N.B.: All reductions accept an additional optional argument that specifies wether the reduction is performed over the j or the i index. (see :ref:`part.cppapi` and :ref:`part.genred`)
Assume we want to compute the sum
F(p,x,y,a)_i = \left(\sum_{j=1}^N (p -a_j )^2 \exp(x_i^u + y_j^u) \right)_{i=1,\ldots,M, u=1,2,3} \in \mathbb R^{M\times 3}
where:
- p \in \mathbb R is a parameter,
- x \in \mathbb R^{M\times 3} is an x-variable indexed by i,
- y \in \mathbb R^{N\times 3} is an y-variable indexed by j,
- a \in \mathbb R^N is an y-variable indexed by j.
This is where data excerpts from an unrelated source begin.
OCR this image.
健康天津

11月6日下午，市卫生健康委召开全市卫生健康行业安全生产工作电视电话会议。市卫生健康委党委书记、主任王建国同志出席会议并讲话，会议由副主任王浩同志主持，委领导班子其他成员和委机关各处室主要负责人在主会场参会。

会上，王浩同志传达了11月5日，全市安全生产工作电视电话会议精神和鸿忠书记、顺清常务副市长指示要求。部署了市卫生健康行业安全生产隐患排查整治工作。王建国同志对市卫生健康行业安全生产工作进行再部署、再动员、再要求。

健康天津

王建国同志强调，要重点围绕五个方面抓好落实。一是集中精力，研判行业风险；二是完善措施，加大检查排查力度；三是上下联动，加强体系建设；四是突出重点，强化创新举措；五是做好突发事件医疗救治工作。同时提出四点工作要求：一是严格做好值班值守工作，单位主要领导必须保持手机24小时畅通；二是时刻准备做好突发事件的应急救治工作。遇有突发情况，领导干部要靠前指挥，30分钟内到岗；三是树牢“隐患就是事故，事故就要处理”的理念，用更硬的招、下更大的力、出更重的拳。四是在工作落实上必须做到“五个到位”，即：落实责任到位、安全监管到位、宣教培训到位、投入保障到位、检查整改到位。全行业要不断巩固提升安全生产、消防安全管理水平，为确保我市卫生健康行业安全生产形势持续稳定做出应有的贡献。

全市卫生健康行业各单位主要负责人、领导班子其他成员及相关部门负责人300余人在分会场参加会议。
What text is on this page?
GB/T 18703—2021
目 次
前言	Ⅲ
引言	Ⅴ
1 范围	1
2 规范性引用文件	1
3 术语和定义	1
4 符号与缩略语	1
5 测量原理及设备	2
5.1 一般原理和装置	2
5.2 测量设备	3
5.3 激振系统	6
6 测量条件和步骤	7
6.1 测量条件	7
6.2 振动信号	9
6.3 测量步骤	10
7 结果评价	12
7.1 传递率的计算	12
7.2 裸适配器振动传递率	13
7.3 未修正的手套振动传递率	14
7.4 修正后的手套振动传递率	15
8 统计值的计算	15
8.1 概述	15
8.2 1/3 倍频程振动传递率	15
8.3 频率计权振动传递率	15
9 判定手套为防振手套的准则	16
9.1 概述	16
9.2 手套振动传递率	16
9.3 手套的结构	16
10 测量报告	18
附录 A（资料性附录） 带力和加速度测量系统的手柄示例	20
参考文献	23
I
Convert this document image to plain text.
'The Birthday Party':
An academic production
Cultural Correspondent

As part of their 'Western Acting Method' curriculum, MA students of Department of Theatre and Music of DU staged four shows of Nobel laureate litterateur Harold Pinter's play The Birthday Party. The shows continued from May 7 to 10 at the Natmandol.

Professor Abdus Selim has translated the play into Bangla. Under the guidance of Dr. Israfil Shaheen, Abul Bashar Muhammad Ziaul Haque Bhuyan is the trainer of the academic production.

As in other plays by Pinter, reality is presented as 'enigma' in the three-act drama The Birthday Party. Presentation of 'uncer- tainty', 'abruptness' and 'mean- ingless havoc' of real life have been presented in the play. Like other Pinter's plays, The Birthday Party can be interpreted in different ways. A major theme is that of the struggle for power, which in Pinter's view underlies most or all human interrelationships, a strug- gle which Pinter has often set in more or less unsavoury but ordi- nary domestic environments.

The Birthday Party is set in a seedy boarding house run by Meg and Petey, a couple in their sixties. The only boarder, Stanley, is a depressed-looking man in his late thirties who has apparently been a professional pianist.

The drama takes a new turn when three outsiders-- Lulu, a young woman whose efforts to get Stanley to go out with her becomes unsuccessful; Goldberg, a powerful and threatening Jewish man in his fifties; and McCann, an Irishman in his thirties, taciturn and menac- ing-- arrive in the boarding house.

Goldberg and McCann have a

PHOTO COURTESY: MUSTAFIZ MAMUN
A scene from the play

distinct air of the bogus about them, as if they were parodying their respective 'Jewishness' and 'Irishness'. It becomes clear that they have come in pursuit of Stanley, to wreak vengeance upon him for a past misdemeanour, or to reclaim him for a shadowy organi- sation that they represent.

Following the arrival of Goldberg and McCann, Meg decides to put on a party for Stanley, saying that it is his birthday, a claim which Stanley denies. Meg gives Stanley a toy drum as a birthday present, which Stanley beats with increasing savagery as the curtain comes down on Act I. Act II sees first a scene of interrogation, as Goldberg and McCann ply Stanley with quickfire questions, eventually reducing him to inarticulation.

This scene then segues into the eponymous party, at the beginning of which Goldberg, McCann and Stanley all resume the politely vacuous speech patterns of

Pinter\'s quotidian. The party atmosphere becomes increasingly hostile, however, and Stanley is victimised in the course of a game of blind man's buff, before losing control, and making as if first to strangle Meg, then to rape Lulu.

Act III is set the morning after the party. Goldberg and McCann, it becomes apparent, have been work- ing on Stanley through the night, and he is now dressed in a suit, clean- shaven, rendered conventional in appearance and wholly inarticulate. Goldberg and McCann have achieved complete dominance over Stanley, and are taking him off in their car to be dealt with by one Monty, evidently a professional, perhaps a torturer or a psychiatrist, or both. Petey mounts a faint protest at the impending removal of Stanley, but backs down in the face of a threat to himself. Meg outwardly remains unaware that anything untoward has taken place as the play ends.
Using the variable placeholders presented above and the
mathematical operations listed in :ref:`part.mathOperation`,
we can define F
as a symbolic string
F = "Sum_Reduction( Square( Pm(0,1) - Vj(3,1) ) * Exp( Vi(1,3) + Vj(2,3) ), 1 )"
in which +
and -
denote the usual addition of vectors, Exp
is the (element-wise) exponential function and *
denotes scalar-vector multiplication.
The second argument 1
of the Sum_Reduction
operator
indicates that the summation is performed with respect to the j
index: a 0
would have been associated with an i-reduction.
Note that in all bindings, variables can be defined through aliases.
In this example, we may write p=Pm(0,1)
, x=Vi(1,3)
, y=Vj(2,3)
, a=Vj(3,1)
and thus give F
through a much friendlier expression:
F = "Sum_Reduction( Square(p - a) * Exp(x + y), 1 )"